Naast dat de dropper-apps ZIP-bestandsmanipulatie gebruiken om analyses te omzeilen en beveiligingsmaatregelen te omzeilen, instrueren de dropper-apps de slachtoffers om zich voor een account te registreren, waarna het is ontworpen om een bericht weer te geven waarin hen wordt gevraagd een app-update te installeren om “uw telefoon beschermd te houden”. ” Bovendien adviseert het hen om de installatie van Android-apps van externe bronnen toe te staan.
“Wanneer de gebruiker op de knop ‘Update’ klikt, verschijnt er een nep-Google Play Store-pictogram, wat leidt tot de installatie van de malware”, aldus Pratapagiri.
“Net als zijn voorganger vraagt deze kwaadaardige app om machtigingen voor toegankelijkheidsservices en misbruikt deze om het scherm van het apparaat te bedekken en schadelijke activiteiten uit te voeren. Deze activiteiten omvatten het zelf verlenen van machtigingen om verdere kwaadaardige operaties mogelijk te maken.”
De nieuwste versie van Antidot is verpakt ter ondersteuning van nieuwe commando’s waarmee de operators “Toetsenbord en invoer”-instellingen kunnen starten, kunnen communiceren met het vergrendelscherm op basis van de ingestelde waarde (dwz pincode, patroon of wachtwoord), en het apparaat kunnen wekken , verlaag de schermhelderheid naar het laagste niveau, start overlays om de inloggegevens van Google-accounts te stelen en voorkom zelfs dat deze wordt verwijderd.

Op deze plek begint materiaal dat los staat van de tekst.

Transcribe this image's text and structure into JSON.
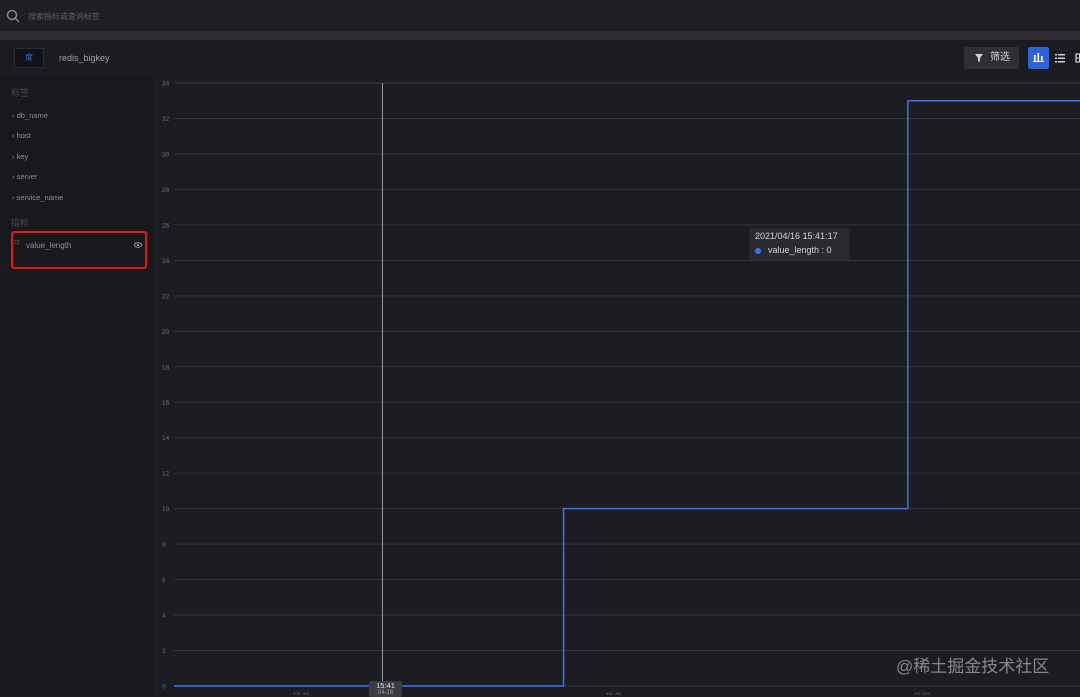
{
  "search": {
    "placeholder": "搜索指标或查询标签"
  },
  "header": {
    "badge": "度",
    "title": "redis_bigkey",
    "filter_label": "筛选"
  },
  "sidebar": {
    "tags_heading": "标签",
    "tags": [
      "db_name",
      "host",
      "key",
      "server",
      "service_name"
    ],
    "metrics_heading": "指标",
    "metric": {
      "icon_text": "23",
      "label": "value_length"
    }
  },
  "tooltip": {
    "time": "2021/04/16 15:41:17",
    "series_value": "value_length : 0"
  },
  "cursor": {
    "time": "15:41",
    "sub": "04-16"
  },
  "watermark": "@稀土掘金技术社区",
  "colors": {
    "accent": "#2c63d8",
    "line": "#3b73ea",
    "highlight_border": "#e3181f"
  },
  "chart_data": {
    "type": "line",
    "step": true,
    "series": [
      {
        "name": "value_length",
        "points": [
          [
            0,
            0
          ],
          [
            0.43,
            0
          ],
          [
            0.43,
            10
          ],
          [
            0.81,
            10
          ],
          [
            0.81,
            33
          ],
          [
            1.0,
            33
          ]
        ]
      }
    ],
    "ylim": [
      0,
      34
    ],
    "yticks": [
      0,
      2,
      4,
      6,
      8,
      10,
      12,
      14,
      16,
      18,
      20,
      22,
      24,
      26,
      28,
      30,
      32,
      34
    ],
    "x_tick_labels": [
      "15:40",
      "15:45",
      "15:50"
    ],
    "cursor_x": 0.23,
    "grid": true
  }
}
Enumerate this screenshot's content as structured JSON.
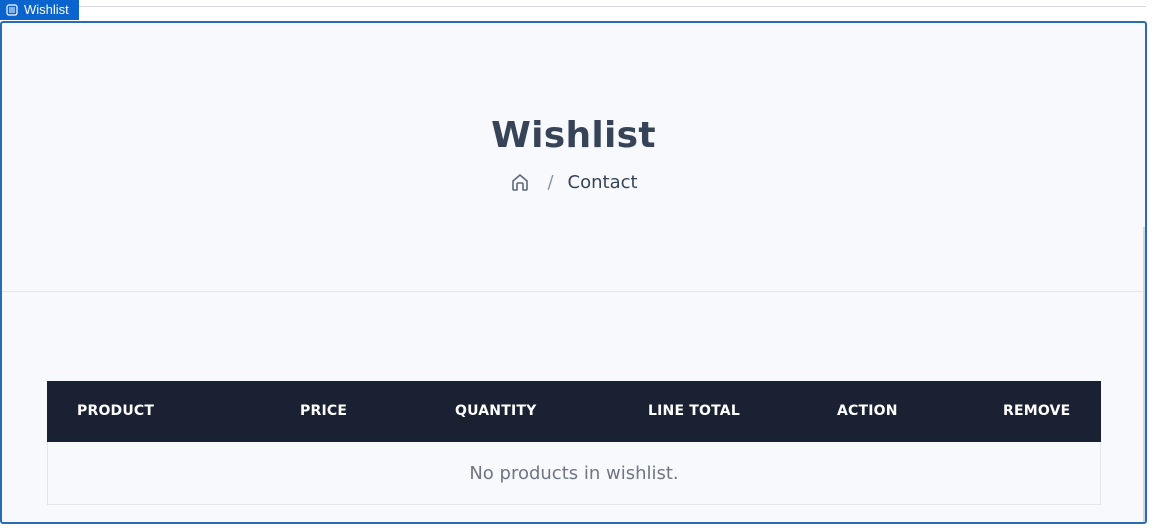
{
  "tab": {
    "label": "Wishlist",
    "icon": "list-icon"
  },
  "hero": {
    "title": "Wishlist",
    "breadcrumb": {
      "home_icon": "home-icon",
      "separator": "/",
      "current": "Contact"
    }
  },
  "table": {
    "columns": [
      "PRODUCT",
      "PRICE",
      "QUANTITY",
      "LINE TOTAL",
      "ACTION",
      "REMOVE"
    ],
    "empty_message": "No products in wishlist."
  },
  "colors": {
    "accent": "#0b63ce",
    "header_bg": "#192133",
    "text_dark": "#374357",
    "page_bg": "#f7f9fc"
  }
}
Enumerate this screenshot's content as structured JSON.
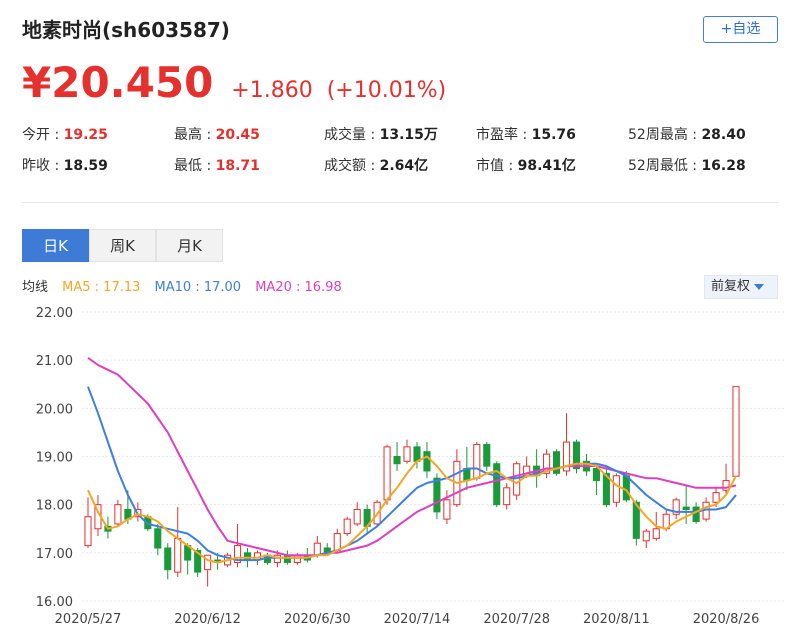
{
  "header": {
    "title": "地素时尚(sh603587)",
    "follow_label": "+自选"
  },
  "quote": {
    "price": "¥20.450",
    "change": "+1.860",
    "change_pct": "(+10.01%)"
  },
  "stats": [
    {
      "label": "今开 : ",
      "value": "19.25",
      "up": true
    },
    {
      "label": "最高 : ",
      "value": "20.45",
      "up": true
    },
    {
      "label": "成交量 : ",
      "value": "13.15万",
      "up": false
    },
    {
      "label": "市盈率 : ",
      "value": "15.76",
      "up": false
    },
    {
      "label": "52周最高 : ",
      "value": "28.40",
      "up": false
    },
    {
      "label": "昨收 : ",
      "value": "18.59",
      "up": false
    },
    {
      "label": "最低 : ",
      "value": "18.71",
      "up": true
    },
    {
      "label": "成交额 : ",
      "value": "2.64亿",
      "up": false
    },
    {
      "label": "市值 : ",
      "value": "98.41亿",
      "up": false
    },
    {
      "label": "52周最低 : ",
      "value": "16.28",
      "up": false
    }
  ],
  "tabs": [
    {
      "label": "日K",
      "active": true
    },
    {
      "label": "周K",
      "active": false
    },
    {
      "label": "月K",
      "active": false
    }
  ],
  "ma_legend": {
    "label": "均线",
    "ma5": "MA5 : 17.13",
    "ma10": "MA10 : 17.00",
    "ma20": "MA20 : 16.98"
  },
  "adjust_label": "前复权",
  "colors": {
    "up": "#e5302e",
    "down": "#1a9a3a",
    "ma5": "#f5a623",
    "ma10": "#3d7fe0",
    "ma20": "#dd3fc0",
    "accent": "#3d7bd6"
  },
  "chart_data": {
    "type": "candlestick",
    "ylim": [
      16.0,
      22.0
    ],
    "yticks": [
      "22.00",
      "21.00",
      "20.00",
      "19.00",
      "18.00",
      "17.00",
      "16.00"
    ],
    "xticks": [
      {
        "label": "2020/5/27",
        "index": 0
      },
      {
        "label": "2020/6/12",
        "index": 12
      },
      {
        "label": "2020/6/30",
        "index": 23
      },
      {
        "label": "2020/7/14",
        "index": 33
      },
      {
        "label": "2020/7/28",
        "index": 43
      },
      {
        "label": "2020/8/11",
        "index": 53
      },
      {
        "label": "2020/8/26",
        "index": 64
      }
    ],
    "candles": [
      [
        17.15,
        17.75,
        17.1,
        18.15
      ],
      [
        17.5,
        18.0,
        17.35,
        18.2
      ],
      [
        17.55,
        17.45,
        17.3,
        17.75
      ],
      [
        17.6,
        18.0,
        17.55,
        18.1
      ],
      [
        17.9,
        17.7,
        17.6,
        18.3
      ],
      [
        17.75,
        17.9,
        17.65,
        18.05
      ],
      [
        17.75,
        17.5,
        17.45,
        17.8
      ],
      [
        17.5,
        17.1,
        16.95,
        17.6
      ],
      [
        17.1,
        16.65,
        16.45,
        17.2
      ],
      [
        16.6,
        17.3,
        16.5,
        17.95
      ],
      [
        17.15,
        16.85,
        16.55,
        17.2
      ],
      [
        17.05,
        16.6,
        16.5,
        17.1
      ],
      [
        16.65,
        16.95,
        16.3,
        16.95
      ],
      [
        16.85,
        16.8,
        16.65,
        17.0
      ],
      [
        16.75,
        16.95,
        16.7,
        17.0
      ],
      [
        16.8,
        17.15,
        16.7,
        17.6
      ],
      [
        17.0,
        16.85,
        16.7,
        17.1
      ],
      [
        16.85,
        17.0,
        16.75,
        17.05
      ],
      [
        16.95,
        16.8,
        16.75,
        17.0
      ],
      [
        16.8,
        16.95,
        16.7,
        17.05
      ],
      [
        16.95,
        16.8,
        16.75,
        17.05
      ],
      [
        16.8,
        16.95,
        16.75,
        17.0
      ],
      [
        16.95,
        16.85,
        16.8,
        17.1
      ],
      [
        16.95,
        17.2,
        16.9,
        17.35
      ],
      [
        17.1,
        17.0,
        16.95,
        17.2
      ],
      [
        17.05,
        17.4,
        17.0,
        17.5
      ],
      [
        17.4,
        17.7,
        17.35,
        17.75
      ],
      [
        17.6,
        17.9,
        17.55,
        18.05
      ],
      [
        17.9,
        17.55,
        17.4,
        18.0
      ],
      [
        17.6,
        18.05,
        17.55,
        18.1
      ],
      [
        18.1,
        19.2,
        18.0,
        19.25
      ],
      [
        19.0,
        18.85,
        18.7,
        19.3
      ],
      [
        18.9,
        19.2,
        18.85,
        19.35
      ],
      [
        19.2,
        18.9,
        18.75,
        19.3
      ],
      [
        19.1,
        18.7,
        18.55,
        19.3
      ],
      [
        18.55,
        17.85,
        17.7,
        18.65
      ],
      [
        17.7,
        18.1,
        17.6,
        18.3
      ],
      [
        18.0,
        18.9,
        17.95,
        19.15
      ],
      [
        18.75,
        18.5,
        18.3,
        19.2
      ],
      [
        18.55,
        19.25,
        18.5,
        19.3
      ],
      [
        19.25,
        18.8,
        18.7,
        19.3
      ],
      [
        18.85,
        18.0,
        17.95,
        18.9
      ],
      [
        18.0,
        18.35,
        17.9,
        18.45
      ],
      [
        18.2,
        18.85,
        18.1,
        18.9
      ],
      [
        18.6,
        18.8,
        18.55,
        19.0
      ],
      [
        18.8,
        18.6,
        18.35,
        19.15
      ],
      [
        18.65,
        19.05,
        18.55,
        19.15
      ],
      [
        19.1,
        18.65,
        18.6,
        19.15
      ],
      [
        18.7,
        19.3,
        18.6,
        19.9
      ],
      [
        19.3,
        18.75,
        18.65,
        19.35
      ],
      [
        18.9,
        18.7,
        18.6,
        19.05
      ],
      [
        18.75,
        18.5,
        18.2,
        18.8
      ],
      [
        18.65,
        18.0,
        17.95,
        18.8
      ],
      [
        18.05,
        18.6,
        17.95,
        18.65
      ],
      [
        18.6,
        18.1,
        18.05,
        18.7
      ],
      [
        18.05,
        17.3,
        17.15,
        18.1
      ],
      [
        17.25,
        17.45,
        17.1,
        17.5
      ],
      [
        17.3,
        17.5,
        17.25,
        17.85
      ],
      [
        17.5,
        17.8,
        17.45,
        17.9
      ],
      [
        17.8,
        18.1,
        17.7,
        18.15
      ],
      [
        17.95,
        17.9,
        17.6,
        18.4
      ],
      [
        17.95,
        17.65,
        17.6,
        18.05
      ],
      [
        17.7,
        18.05,
        17.65,
        18.15
      ],
      [
        18.05,
        18.25,
        17.95,
        18.35
      ],
      [
        18.3,
        18.5,
        18.2,
        18.85
      ],
      [
        18.59,
        20.45,
        18.71,
        20.45
      ]
    ],
    "ma5": [
      18.3,
      17.85,
      17.5,
      17.55,
      17.7,
      17.8,
      17.75,
      17.65,
      17.45,
      17.3,
      17.15,
      17.0,
      16.85,
      16.8,
      16.85,
      16.9,
      16.9,
      16.9,
      16.95,
      16.9,
      16.9,
      16.9,
      16.9,
      16.95,
      16.95,
      17.05,
      17.15,
      17.35,
      17.55,
      17.8,
      18.1,
      18.35,
      18.65,
      18.9,
      19.0,
      18.8,
      18.55,
      18.45,
      18.5,
      18.55,
      18.65,
      18.7,
      18.55,
      18.45,
      18.6,
      18.6,
      18.7,
      18.75,
      18.8,
      18.85,
      18.85,
      18.8,
      18.6,
      18.4,
      18.3,
      18.0,
      17.75,
      17.55,
      17.5,
      17.65,
      17.75,
      17.85,
      17.95,
      18.0,
      18.2,
      18.6
    ],
    "ma10": [
      20.45,
      19.9,
      19.3,
      18.7,
      18.2,
      17.8,
      17.6,
      17.55,
      17.5,
      17.45,
      17.4,
      17.25,
      17.05,
      16.95,
      16.9,
      16.85,
      16.85,
      16.85,
      16.9,
      16.9,
      16.9,
      16.9,
      16.9,
      16.95,
      17.0,
      17.05,
      17.15,
      17.25,
      17.4,
      17.55,
      17.75,
      17.95,
      18.15,
      18.35,
      18.45,
      18.5,
      18.55,
      18.65,
      18.75,
      18.75,
      18.65,
      18.6,
      18.55,
      18.55,
      18.6,
      18.65,
      18.7,
      18.75,
      18.8,
      18.85,
      18.85,
      18.85,
      18.8,
      18.7,
      18.6,
      18.4,
      18.2,
      18.05,
      17.9,
      17.85,
      17.85,
      17.85,
      17.9,
      17.9,
      17.95,
      18.2
    ],
    "ma20": [
      21.05,
      20.9,
      20.8,
      20.7,
      20.5,
      20.3,
      20.1,
      19.8,
      19.5,
      19.1,
      18.7,
      18.3,
      17.9,
      17.55,
      17.25,
      17.2,
      17.15,
      17.1,
      17.05,
      17.0,
      16.95,
      16.95,
      16.95,
      16.95,
      17.0,
      17.0,
      17.05,
      17.1,
      17.15,
      17.25,
      17.4,
      17.55,
      17.7,
      17.85,
      17.95,
      18.05,
      18.15,
      18.25,
      18.35,
      18.4,
      18.45,
      18.5,
      18.55,
      18.6,
      18.65,
      18.7,
      18.75,
      18.75,
      18.8,
      18.8,
      18.8,
      18.8,
      18.75,
      18.7,
      18.65,
      18.6,
      18.55,
      18.55,
      18.5,
      18.45,
      18.4,
      18.35,
      18.35,
      18.35,
      18.35,
      18.4
    ]
  }
}
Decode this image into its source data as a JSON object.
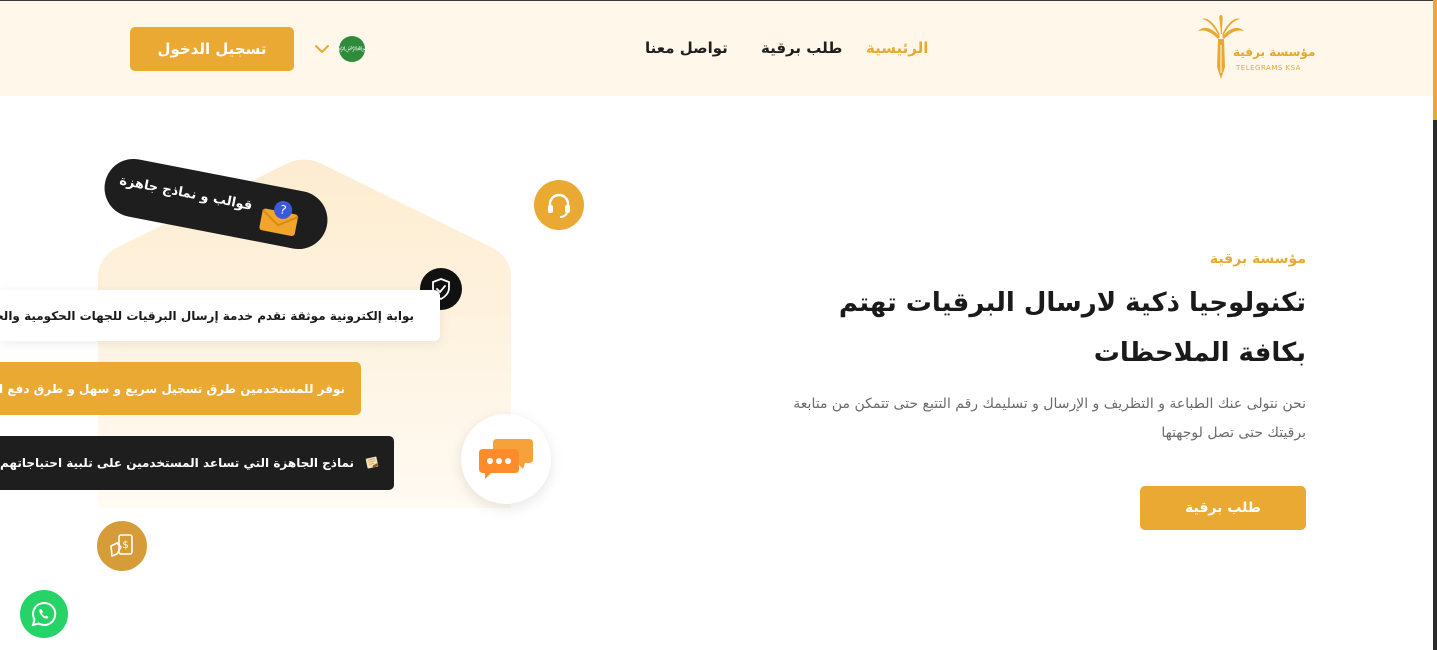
{
  "header": {
    "logo_text": "مؤسسة برقية",
    "logo_sub": "TELEGRAMS KSA",
    "nav": [
      {
        "label": "الرئيسية"
      },
      {
        "label": "طلب برقية"
      },
      {
        "label": "تواصل معنا"
      }
    ],
    "login_label": "تسجيل الدخول",
    "language_flag_icon": "saudi-flag-icon"
  },
  "hero": {
    "eyebrow": "مؤسسة برقية",
    "title": "تكنولوجيا ذكية لارسال البرقيات تهتم بكافة الملاحظات",
    "description": "نحن نتولى عنك الطباعة و التظريف و الإرسال و تسليمك رقم التتبع حتى تتمكن من متابعة برقيتك حتى تصل لوجهتها",
    "cta_label": "طلب برقية"
  },
  "illustration": {
    "pill_text": "قوالب و نماذج جاهزة",
    "card1_text": "بوابة إلكترونية موثقة تقدم خدمة إرسال البرقيات للجهات الحكومية والخاصة",
    "card2_text": "نوفر للمستخدمين طرق تسجيل سريع و سهل و طرق دفع امنه",
    "card3_text": "نماذج الجاهزة التي تساعد المستخدمين على تلبية احتياجاتهم"
  },
  "colors": {
    "accent": "#e9a933",
    "header_bg": "#fff8ea",
    "dark": "#1e1e1e",
    "whatsapp": "#25d366"
  }
}
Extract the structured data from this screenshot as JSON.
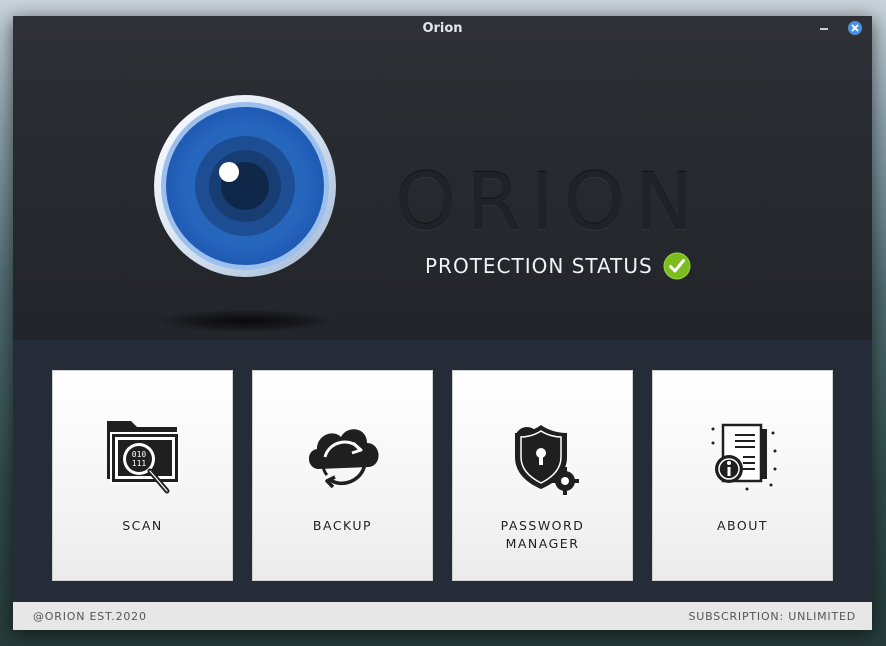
{
  "window": {
    "title": "Orion",
    "controls": [
      "minimize-icon",
      "close-icon"
    ]
  },
  "hero": {
    "brand": "ORION",
    "status_label": "PROTECTION STATUS",
    "status_icon": "check-circle-icon",
    "status_color": "#7cbd1e",
    "logo": "eye-lens-logo"
  },
  "tiles": [
    {
      "label": "SCAN",
      "icon": "folder-scan-icon"
    },
    {
      "label": "BACKUP",
      "icon": "cloud-sync-icon"
    },
    {
      "label": "PASSWORD\nMANAGER",
      "icon": "shield-lock-icon"
    },
    {
      "label": "ABOUT",
      "icon": "document-info-icon"
    }
  ],
  "footer": {
    "left": "@ORION EST.2020",
    "right": "SUBSCRIPTION: UNLIMITED"
  },
  "colors": {
    "accent": "#2c6fc5",
    "close_button": "#4a90e2",
    "tile_panel_bg": "#252c38"
  }
}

Het bevat ook de mogelijkheid om bepaalde sms-berichten te verbergen, oproepen te blokkeren van een vooraf gedefinieerde reeks mobiele nummers ontvangen van een externe server, de instellingen voor “Standaardapps beheren” te starten en valse inlogpagina’s aan te bieden voor 172 banken, portemonnees voor cryptocurrency en sociale media. diensten als Facebook en Telegram.
Enkele van de andere bekende kenmerken van de malware zijn onder meer keylogging, het doorsturen van oproepen, sms-diefstal en Virtual Network Computing (VNC)-functionaliteit om op afstand te communiceren met de aangetaste apparaten.
Gebruikers die bekwaam zijn in talen als Engels, Spaans, Frans, Duits, Italiaans, Portugees en Russisch zouden het doelwit van de campagne zijn.
“Gezien de geavanceerde mogelijkheden van de malware en de uitgebreide controle over aangetaste apparaten, is het absoluut noodzakelijk om proactieve en robuuste beschermingsmaatregelen te implementeren om gebruikers en apparaten te beschermen tegen deze en soortgelijke bedreigingen, waardoor gegevens- of financiële verliezen worden voorkomen.”
De bevindingen komen op het moment dat Cyfirma onthulde dat waardevolle activa in Zuid-Azië het doelwit zijn geworden van een Android-malwarecampagne die de SpyNote-trojan levert. De aanvallen zijn niet toegeschreven aan bekende dreigingsactoren of -groepen.
“Het voortdurende gebruik van SpyNote is opmerkelijk, omdat het de voorkeur van bedreigingsactoren benadrukt om deze tool in te zetten om zich te richten op spraakmakende individuen, ondanks dat deze publiekelijk beschikbaar is op verschillende ondergrondse forums en telegramkanalen”, aldus het bedrijf.